Speaking makes many people nervous, and I definitely experience butterflies. But because I was a professor for a number of years, I feel fairly confident in front of an audience and usually don’t plan each presentation precisely, leaving myself the freedom to elaborate or excise content as I move through a slide show.

Yet, even with years of speaking in front of audiences, I find myself encountering specific challenges as I promote The Slaves Have Names.

1. Disinterest – Okay, so some of my students were not all that interested in learning about writing either, but they had their grades to think about.  In speaking engagements, most people come of their own volition, which you think might make them interested, but that’s not always the case. Some are there to hear another part of the event; some come because they feel obligated to the group; some come because they know your parents and want to support you personally – but sometimes, these people are not that engaged with the topic.

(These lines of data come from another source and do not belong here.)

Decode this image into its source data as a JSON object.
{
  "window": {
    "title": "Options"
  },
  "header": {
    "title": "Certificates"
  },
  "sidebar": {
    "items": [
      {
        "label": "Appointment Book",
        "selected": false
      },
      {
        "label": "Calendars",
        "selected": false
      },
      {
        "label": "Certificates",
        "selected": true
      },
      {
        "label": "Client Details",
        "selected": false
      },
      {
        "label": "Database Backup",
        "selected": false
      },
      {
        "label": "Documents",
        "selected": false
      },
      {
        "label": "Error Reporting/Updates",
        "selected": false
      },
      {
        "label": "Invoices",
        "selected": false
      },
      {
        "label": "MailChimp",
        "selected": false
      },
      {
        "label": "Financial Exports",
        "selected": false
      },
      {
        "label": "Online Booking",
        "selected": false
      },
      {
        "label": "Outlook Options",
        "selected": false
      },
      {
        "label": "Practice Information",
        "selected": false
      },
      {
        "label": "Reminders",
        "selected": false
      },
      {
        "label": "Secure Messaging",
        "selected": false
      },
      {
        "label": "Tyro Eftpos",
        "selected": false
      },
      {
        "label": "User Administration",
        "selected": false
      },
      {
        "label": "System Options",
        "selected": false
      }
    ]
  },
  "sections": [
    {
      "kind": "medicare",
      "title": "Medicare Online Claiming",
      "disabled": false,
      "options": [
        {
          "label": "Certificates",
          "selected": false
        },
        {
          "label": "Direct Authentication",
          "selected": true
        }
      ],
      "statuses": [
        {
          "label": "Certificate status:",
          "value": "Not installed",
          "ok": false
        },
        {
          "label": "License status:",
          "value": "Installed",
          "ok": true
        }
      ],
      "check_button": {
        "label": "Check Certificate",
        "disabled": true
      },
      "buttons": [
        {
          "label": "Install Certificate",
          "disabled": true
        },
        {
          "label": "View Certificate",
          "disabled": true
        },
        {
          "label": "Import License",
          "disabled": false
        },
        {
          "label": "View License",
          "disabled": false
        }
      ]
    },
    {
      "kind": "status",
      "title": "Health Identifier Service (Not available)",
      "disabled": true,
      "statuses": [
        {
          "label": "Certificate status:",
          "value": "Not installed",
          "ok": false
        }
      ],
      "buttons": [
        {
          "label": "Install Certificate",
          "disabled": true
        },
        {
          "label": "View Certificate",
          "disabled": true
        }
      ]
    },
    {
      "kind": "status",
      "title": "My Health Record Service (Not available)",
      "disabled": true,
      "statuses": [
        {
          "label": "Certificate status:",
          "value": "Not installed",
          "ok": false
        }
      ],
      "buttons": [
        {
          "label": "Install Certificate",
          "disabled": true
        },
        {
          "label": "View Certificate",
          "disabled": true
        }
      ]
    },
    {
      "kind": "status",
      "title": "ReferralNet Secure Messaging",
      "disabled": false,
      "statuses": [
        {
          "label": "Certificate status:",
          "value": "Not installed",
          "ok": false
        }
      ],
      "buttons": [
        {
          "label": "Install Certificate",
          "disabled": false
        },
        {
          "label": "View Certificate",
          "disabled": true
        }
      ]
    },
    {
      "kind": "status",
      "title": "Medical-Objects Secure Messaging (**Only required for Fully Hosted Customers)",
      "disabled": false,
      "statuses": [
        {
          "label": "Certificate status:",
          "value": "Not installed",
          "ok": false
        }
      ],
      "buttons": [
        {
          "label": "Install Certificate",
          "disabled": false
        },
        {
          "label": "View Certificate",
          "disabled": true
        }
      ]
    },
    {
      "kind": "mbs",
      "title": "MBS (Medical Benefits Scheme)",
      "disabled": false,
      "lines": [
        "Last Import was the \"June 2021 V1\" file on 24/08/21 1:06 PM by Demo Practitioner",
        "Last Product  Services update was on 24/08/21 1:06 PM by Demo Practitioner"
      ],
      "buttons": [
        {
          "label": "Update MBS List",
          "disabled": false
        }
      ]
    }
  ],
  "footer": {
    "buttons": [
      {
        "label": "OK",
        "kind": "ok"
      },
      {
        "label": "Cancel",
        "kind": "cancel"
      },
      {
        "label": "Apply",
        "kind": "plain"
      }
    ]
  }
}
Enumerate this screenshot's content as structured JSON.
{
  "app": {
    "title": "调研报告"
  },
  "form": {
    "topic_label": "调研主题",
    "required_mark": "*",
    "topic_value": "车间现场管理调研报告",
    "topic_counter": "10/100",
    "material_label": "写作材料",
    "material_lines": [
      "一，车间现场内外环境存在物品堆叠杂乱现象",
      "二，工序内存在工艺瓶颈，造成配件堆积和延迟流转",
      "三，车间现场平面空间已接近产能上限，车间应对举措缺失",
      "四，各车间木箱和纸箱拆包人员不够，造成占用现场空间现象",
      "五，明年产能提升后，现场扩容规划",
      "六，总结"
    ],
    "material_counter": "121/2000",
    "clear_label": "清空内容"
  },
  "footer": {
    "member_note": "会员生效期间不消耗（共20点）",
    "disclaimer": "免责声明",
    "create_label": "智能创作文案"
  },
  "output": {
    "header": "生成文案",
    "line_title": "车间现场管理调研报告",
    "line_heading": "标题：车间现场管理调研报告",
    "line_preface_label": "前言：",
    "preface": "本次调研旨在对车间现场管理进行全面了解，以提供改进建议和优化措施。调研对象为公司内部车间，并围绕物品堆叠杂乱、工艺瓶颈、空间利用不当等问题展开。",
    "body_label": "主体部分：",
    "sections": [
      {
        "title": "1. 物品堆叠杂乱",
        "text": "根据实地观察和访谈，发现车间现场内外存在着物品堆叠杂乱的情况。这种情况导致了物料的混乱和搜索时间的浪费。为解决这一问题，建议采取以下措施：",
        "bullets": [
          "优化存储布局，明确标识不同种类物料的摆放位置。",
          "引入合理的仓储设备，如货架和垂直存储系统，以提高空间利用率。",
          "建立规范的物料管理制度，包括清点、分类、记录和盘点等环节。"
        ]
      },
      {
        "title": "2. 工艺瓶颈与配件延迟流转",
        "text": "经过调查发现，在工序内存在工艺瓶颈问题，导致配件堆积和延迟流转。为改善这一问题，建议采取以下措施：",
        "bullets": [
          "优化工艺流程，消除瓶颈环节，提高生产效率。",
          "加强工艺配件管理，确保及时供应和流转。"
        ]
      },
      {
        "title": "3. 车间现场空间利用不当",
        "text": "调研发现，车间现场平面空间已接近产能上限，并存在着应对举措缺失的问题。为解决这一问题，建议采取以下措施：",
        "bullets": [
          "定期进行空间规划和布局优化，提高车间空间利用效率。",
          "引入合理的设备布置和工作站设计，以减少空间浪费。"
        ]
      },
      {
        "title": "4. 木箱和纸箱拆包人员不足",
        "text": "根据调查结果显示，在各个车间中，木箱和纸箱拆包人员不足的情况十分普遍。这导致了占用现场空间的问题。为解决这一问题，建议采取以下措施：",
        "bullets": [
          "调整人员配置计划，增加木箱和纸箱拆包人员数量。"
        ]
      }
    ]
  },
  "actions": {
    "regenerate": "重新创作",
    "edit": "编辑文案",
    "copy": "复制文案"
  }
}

I’ve found that, then, it’s my job to get them interested. I use humor – small jokes to help perk up the energy in the room – and I encourage people to ask questions as I speak.  That seems to help keep people engaged, as do photos.

2. Hostility – Unlike disinterest, hostility is much more active. In my experience, it usually comes in the form of questions – people challenging my authority or interpretation of the subject.  So far, no one has been loud or obnoxious, but it’s definitely off-putting to have some question the story you’ve shared, especially if – like me – you care about the story and the people in it a great deal.

My best approach here is the standard tool of good communication. I try to affirm their statement or question in the ways that are truthful, and then I either a) move on to another point or question or b) take another approach to explaining the original point.  It’s important, for the sake of the talk, that remain the authority, but it’s also important that people feel heard and understood.

3. Logistics – I’m a planner. I like to know where things are happening and when before I get to an event, but not all organizers are planners.  So it’s important to try to be as accommodating as possible while also being sure to get the information you need to be able to present effectively.

When setting up a speaking engagement, I find out 7 things in advance:

  • Where is the talk?
  • When it is?
  • What time should I arrive?
  • For long should I plan to speak?
  • Is it possible to share a video or slide show?
  • How many people are they expecting?
  • Would they like me to sell books?  (I always phrase this last question in this way so that it seems like an opportunity for them, not just a sales spiel from me.)

These 7 things help me prepare my thoughts for the day and allow me to arrive without hurry and set up my space.  I try to arrive 15 minutes before they’ve told me just in case I get lost or need to carry lots of things to the room. (I wait outside casually with a book if need be.) I put my books out – if I’m selling – before hand with a sign that includes the price so that people don’t have to ask or feel embarrassed about determining if they have the funds available.  I also always have a note pad and pen available to jot down questions that I’ll research and send information on and to sign books if people wish. (I always ask if they want me to sign and if they want the book inscribed to someone.)  Finally, I have business cards to distribute if people wish to email me.

Being prepared for disinterest, hostility, and the logistical demands of the meeting and space helps allay my nerves and meet the needs of the group to whom I’m speaking.  Every presentation has its highlights and less than ideal moments, but I enjoy and am grateful for every opportunity.  Every single one.

What do you do to prepare for a book talk or reading?  Any tips you’d like to share?